Dopo la conferma del Ministro delle Infrastrutture Matteo Salvini sulla stazione dell’Alta Velocità Medioetruria a Creti, Enrico Melasecche, capogruppo della Lega in Consiglio regionale, ha espresso dure critiche nei confronti della presidente dell’Umbria, Donatella Proietti.
“Il Ministro Salvini ha messo un punto fermo, netto e definitivo: la stazione sarà a Creti, come indicato dai tecnici sulla base di criteri oggettivi di costi e benefici”, ha dichiarato Melasecche. “Nessuna influenza politica, nessuna trattativa di retrobottega, la scelta è stata presa. Ora spetta alla Regione Umbria abbandonare soluzioni propagandistiche e partire senza perdere altro tempo”.
Secondo il capogruppo leghista, la vicenda ha messo in evidenza “tutta la confusione e l’improvvisazione della presidente Proietti, che da mesi rincorre maldestramente il governatore toscano Giani”. Melasecche ricorda che “prima si è accodata al sì a Creti, poi è rimasta intrappolata nella vicenda Rigutino, approvando delibere che il Consiglio toscano non ha mai approvato, fino a ritirare l’accordo, con il ridicolo conseguente”.

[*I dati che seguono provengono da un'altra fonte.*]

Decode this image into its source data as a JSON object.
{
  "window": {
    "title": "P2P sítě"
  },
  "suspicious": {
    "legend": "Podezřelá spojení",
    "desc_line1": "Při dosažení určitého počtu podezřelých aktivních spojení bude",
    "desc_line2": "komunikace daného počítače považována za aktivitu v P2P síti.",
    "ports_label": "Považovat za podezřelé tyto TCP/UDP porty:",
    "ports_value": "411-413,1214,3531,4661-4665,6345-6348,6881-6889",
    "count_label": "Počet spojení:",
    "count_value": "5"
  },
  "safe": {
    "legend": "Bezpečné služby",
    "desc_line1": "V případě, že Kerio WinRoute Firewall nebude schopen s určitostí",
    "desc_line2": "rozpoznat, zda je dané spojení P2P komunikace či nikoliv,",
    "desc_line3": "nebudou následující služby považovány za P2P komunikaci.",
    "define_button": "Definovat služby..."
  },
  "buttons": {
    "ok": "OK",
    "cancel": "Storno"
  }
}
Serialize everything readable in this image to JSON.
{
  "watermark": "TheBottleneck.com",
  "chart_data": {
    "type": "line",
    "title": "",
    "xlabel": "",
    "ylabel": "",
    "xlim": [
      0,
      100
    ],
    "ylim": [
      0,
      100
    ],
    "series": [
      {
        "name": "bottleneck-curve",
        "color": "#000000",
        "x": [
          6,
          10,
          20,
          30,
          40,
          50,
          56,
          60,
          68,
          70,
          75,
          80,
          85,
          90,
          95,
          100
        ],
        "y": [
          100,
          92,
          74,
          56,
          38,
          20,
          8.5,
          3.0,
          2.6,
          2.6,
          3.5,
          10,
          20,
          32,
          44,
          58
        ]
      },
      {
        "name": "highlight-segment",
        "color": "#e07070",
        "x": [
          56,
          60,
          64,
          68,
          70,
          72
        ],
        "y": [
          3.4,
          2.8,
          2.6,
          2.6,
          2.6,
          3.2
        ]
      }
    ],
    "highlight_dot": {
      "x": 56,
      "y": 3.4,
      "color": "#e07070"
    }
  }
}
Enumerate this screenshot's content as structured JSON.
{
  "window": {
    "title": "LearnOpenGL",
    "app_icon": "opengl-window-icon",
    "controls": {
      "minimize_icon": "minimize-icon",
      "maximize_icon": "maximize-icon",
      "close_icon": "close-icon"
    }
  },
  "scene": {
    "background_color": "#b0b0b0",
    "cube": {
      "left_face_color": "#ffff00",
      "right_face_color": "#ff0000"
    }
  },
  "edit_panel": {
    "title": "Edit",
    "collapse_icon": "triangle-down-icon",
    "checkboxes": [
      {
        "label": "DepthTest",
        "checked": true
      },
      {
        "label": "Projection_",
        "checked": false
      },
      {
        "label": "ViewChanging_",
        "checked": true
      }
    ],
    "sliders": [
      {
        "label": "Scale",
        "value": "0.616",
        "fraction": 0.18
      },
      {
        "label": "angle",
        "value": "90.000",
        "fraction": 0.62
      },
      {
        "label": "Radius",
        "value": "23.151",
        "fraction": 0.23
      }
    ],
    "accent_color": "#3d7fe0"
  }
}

Critiche anche all’assessore regionale De Rebotti, che secondo Melasecche “si arrampica sugli specchi per giustificare addirittura l’assurdo di Arezzo”, affermando in Consiglio che “bisogna attendere la vittoria di Giani e Taverna, quando invece è noto che il M5S ha imposto la strampalata idea dell’‘alta velocità diffusa’”.
Melasecche ha sottolineato che questa soluzione “prevede due stazioni in Toscana (Arezzo e Siena), con il doppio dei costi, zero razionalità e il risultato di rendere orfana Perugia della sua stazione AV”. Secondo il capogruppo leghista, “la Proietti ha svenduto l’Umbria al PD toscano, riducendola a uno straccio da piedi”, segnando un tradimento rispetto al lavoro del precedente governo regionale di centrodestra, che aveva già ottenuto il finanziamento per la progettazione e posto le basi per l’impegno del Ministro Salvini a reperire circa 80 milioni di euro.
“A differenza loro, Trenitalia e Italo hanno espresso un sì convinto e tecnico a Creti, la soluzione migliore per gli umbri”, ha concluso Melasecche. “Proietti e De Rebotti se ne facciano una ragione e lavorino per la realizzazione dell’opera, non per contrastarla creando un danno enorme a cittadini e territorio”.